OS SEGREDOS DOS LIVROS

       

        Se for pra falar de minha juventude, devo dizer que nunca gostei de estudar. De escrever, fui aprendendo a  gostar. Já de uma boa leitura, sempre gostei. Mas eis que a professora de literatura passou um trabalho meio chato, cujo tema era: "Lendo e aprendendo a viver com os livros".
​   O trabalho valia nota e o que era pior: até aquela época eu não aprendera coisa alguma com os livros. E se tinha aprendido, já não me lembrava. Lia tão pouco a~tinha lido apenas alguns livros, romances fajutos. Talvez por isso quase nada soubesse sobre a vida Tinha lido apenas alguns romances e quase nada tinha aprendido com eles. se lido milhares de obras literárias, tão pouco ia mostrar qualquer interesse pelos segredos dos livros.
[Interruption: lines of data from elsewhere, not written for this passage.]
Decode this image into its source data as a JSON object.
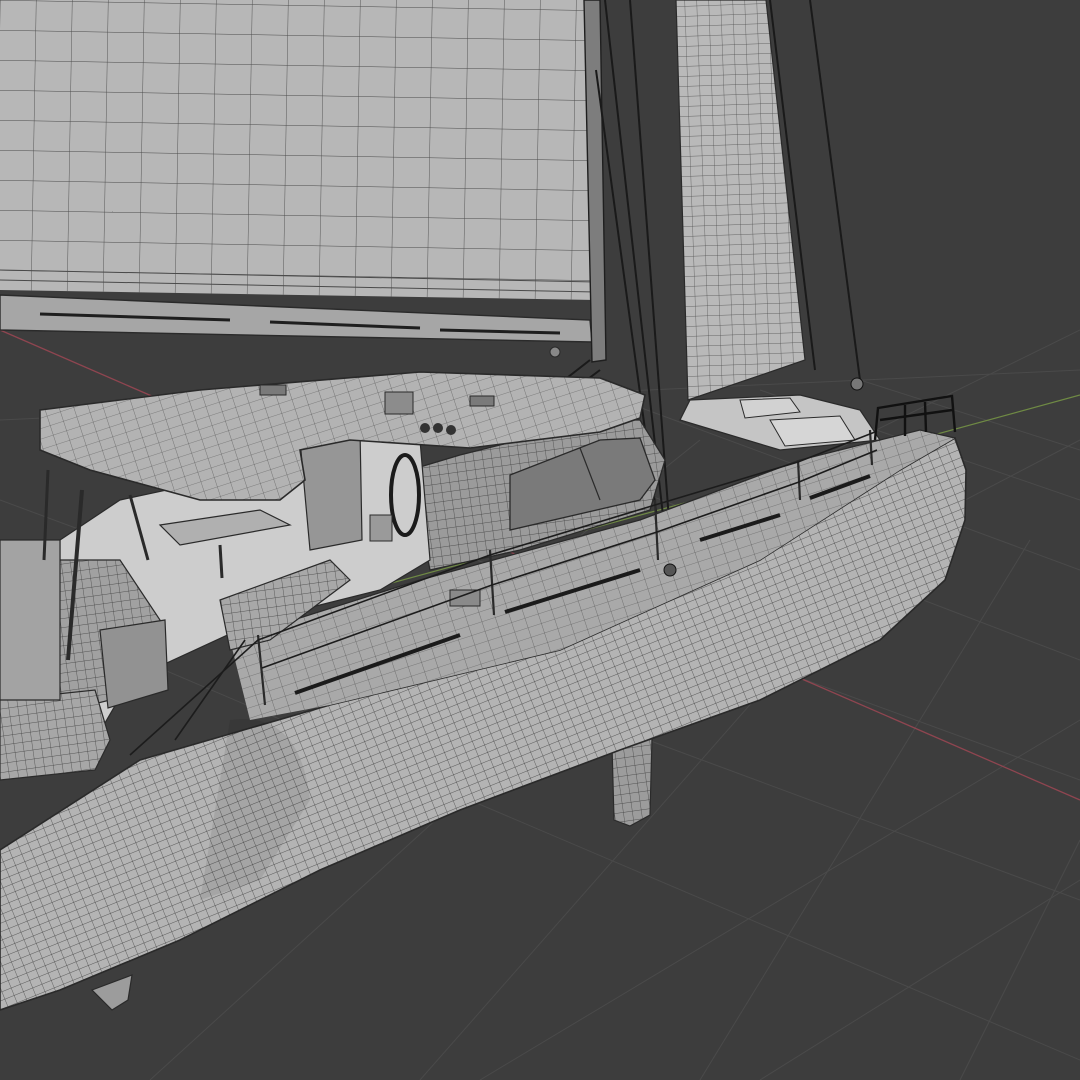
{
  "viewport": {
    "background_color": "#3d3d3d",
    "floor_grid_color": "#4b4b4b",
    "x_axis_color": "#9a4a52",
    "y_axis_color": "#7f9a4a",
    "wire_color": "#2a2a2a",
    "surface_light": "#b9b9b9",
    "surface_mid": "#a4a4a4",
    "surface_dark": "#8e8e8e"
  },
  "scene": {
    "objects": [
      "floor-grid",
      "main-hull",
      "keel",
      "rudder",
      "mainsail",
      "boom",
      "jib",
      "bimini-top",
      "coaming",
      "cabin-top",
      "cockpit",
      "helm-wheel",
      "cockpit-table",
      "bow-pulpit",
      "stanchions",
      "lifelines",
      "forestay",
      "shrouds",
      "mast"
    ]
  }
}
Lia simplesmente pelo prazer de ler, nada mais.
   O certo é que perdi algumas noites de sono e o gosto pela leitura, de tão preocupado que fiquei. Mas como pra tudo tem solução, tomei a decisão de consultar quem sabia das coisas. Foi quando tive a ideia de entrevistar Gilberto Freyre. Ele sim, era a pessoa mais indicada pra falar sobre livros.

   Eu só não sabia como fazer para entrevistá-lo. Como abordar uma pessoa tão importante e ocupada? Onde abordá-lo, também era outro problema.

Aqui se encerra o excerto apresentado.